Spannender Minimalismus: Der Citroën C4 Cactus will "mehr" mit "weniger" - und er fällt nicht nur auf in der Masse, er bietet auch ein ganz neues Fahrgefühl. Wenn da nicht ein Haken wäre...

Der Mensch beutet die Erde gnadenlos aus. Immer mehr, immer effizienter, immer schneller. Viele Menschen wirken angespannt. Doch muss das ständig so sein? „Kann letztlich nicht weniger sogar mehr sein?“, fragten sich Citroën-Techniker, als sie den schrägen Cactus mit einem ganz neuen Ansatz entwickelten: Was braucht der mobile Mensch wirklich? Klar, möglichst wenig Gewicht, weil ein schwereres Auto mehr Sprit verbraucht. Also speckte der Citroën C4 Cactus gegenüber dem normalen C4 gute 200 Kilo ab! Ohne teure Materialien, einfach durch teils intelligenten Verzicht wurde das Basisgewicht auf unter 1000 Kilogramm gerückt.
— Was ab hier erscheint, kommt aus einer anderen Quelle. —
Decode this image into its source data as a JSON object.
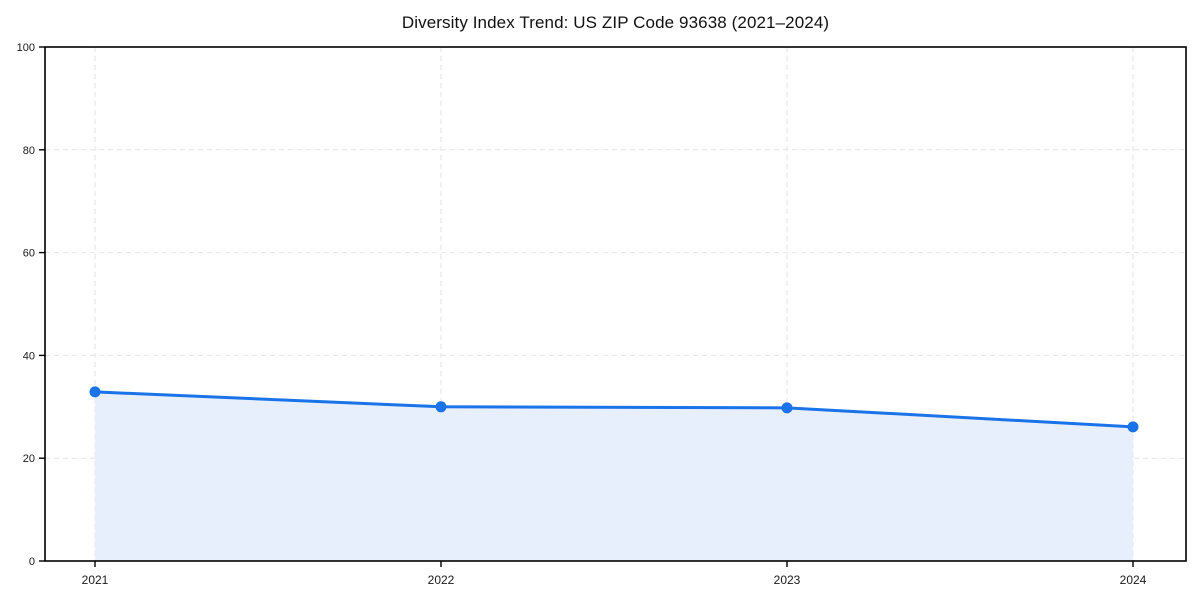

Wo jedoch ist die Grenze dieses Minimalismus? Wieviel Verzicht darf sein, ohne dieses neuartige, ja witzige Auto für viele nicht verzichtbar werden zu lassen? Diese spannende Frage beantwortet unser Praxistest mit dem Citroën C4 Cactus e-VTi 82 ETG Feel Edition, der einen modernen Dreizylinder mit einem bei vielen Fahrern ungeliebten automatisierten Schaltgetriebe koppelt. Eine doppelt gewagte Kombination. Oder?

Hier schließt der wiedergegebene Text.